Cet amendement des députés socialistes et apparentés vise à supprimer cet article 1er, qui vise à approuver un déficit de la Sécurité sociale de 15,3 milliards d'euros.
Derrière son apparence technique, cet article 1er entérine l’appauvrissement de la Sécurité sociale; appauvrissement organisé par le Gouvernement.
Il suffit pour s’en convaincre de regarder la croissance très forte des exonérations de cotisations sociales et des allègements généraux : + 42,9 milliards d’euros en 7 ans depuis l'arrivée au pouvoir d'Emmanuel Macron pour atteindre 77,3 milliards d’euros en 2024.
Plus largement, le Gouvernement cherche à contourner le salaire, assiette principale de financement de la sécurité sociale, au profit de revenus essentiellement défiscalisés et désocialisés : participation, prime de partage de la valeur (prime « Macron »), intéressement, etc.
Même la Cour des comptes critique cette stratégie et évalue le coût pour la Sécurité sociale de cette stratégie de contournement du salaire à 19,3 milliards d’euros pour 2023, de quoi largement couvrir le déficit qu’il est ici demandé d’approuver.
A l’inverse, notre groupe propose que chacun puisse vivre dignement de son travail.
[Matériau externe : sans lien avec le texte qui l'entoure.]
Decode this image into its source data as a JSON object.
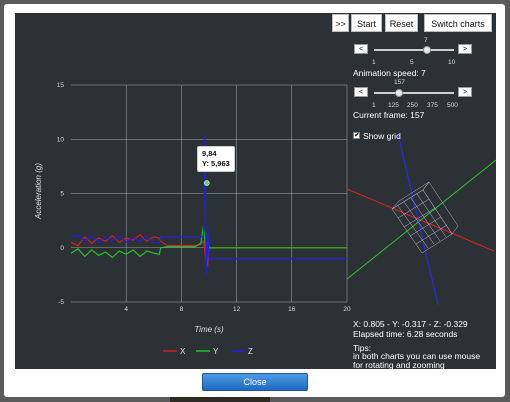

Nos propositions en la matière sont claires : l’augmentation du SMIC à 1600 euros, une conférence nationale sur les salaires et le rattrapage des branches dont les minimas se situent en dessous du SMIC.
Mécaniquement, une telle augmentation des salaires alimentera la Sécurité sociale en cotisations sociales patronales et salariales.
Elle ouvrira également des droits pour les salariés (droits à la retraite, etc.), qui constitueront là un « salaire différé ».
Plus largement, notre groupe propose de faire des LFSS des vrais outils de débat démocratique et parlementaire, en se posant non pas des questions comptables, mais les questions permettant de répondre aux besoins sanitaires et sociaux des Françaises et Français :
• Comment améliorer l'accès aux soins dans les déserts médicaux ?
• Comment améliorer les départs à la retraite en bonne santé ?
• Comment réduire le nombre d'accidents au travail ?
• Comment faire face au défi démographique du vieillissement ?
C’est seulement à la lumière de ces besoins sanitaires et sociaux, que le législateur financier pourrait venir adjoindre des moyens financiers.
C’est l’inverse que fait ici le Gouvernement avec ce texte empreint fortement d’une logique comptable, sans vision stratégique sur la Sécurité sociale de demain.
Pour toutes ces raisons, nous proposons donc de supprimer cet article 1er.
Tel est l’objet du présent amendement.
Dispositif
Supprimer cet article.
Art. ART. 3
• 31/05/2025
A_DISCUTER
Exposé des motifs
Cet amendement des députés socialistes et apparentés vise à supprimer cet article 3, qui valide la stratégie du Gouvernement d’endettement croissant de la Sécurité sociale.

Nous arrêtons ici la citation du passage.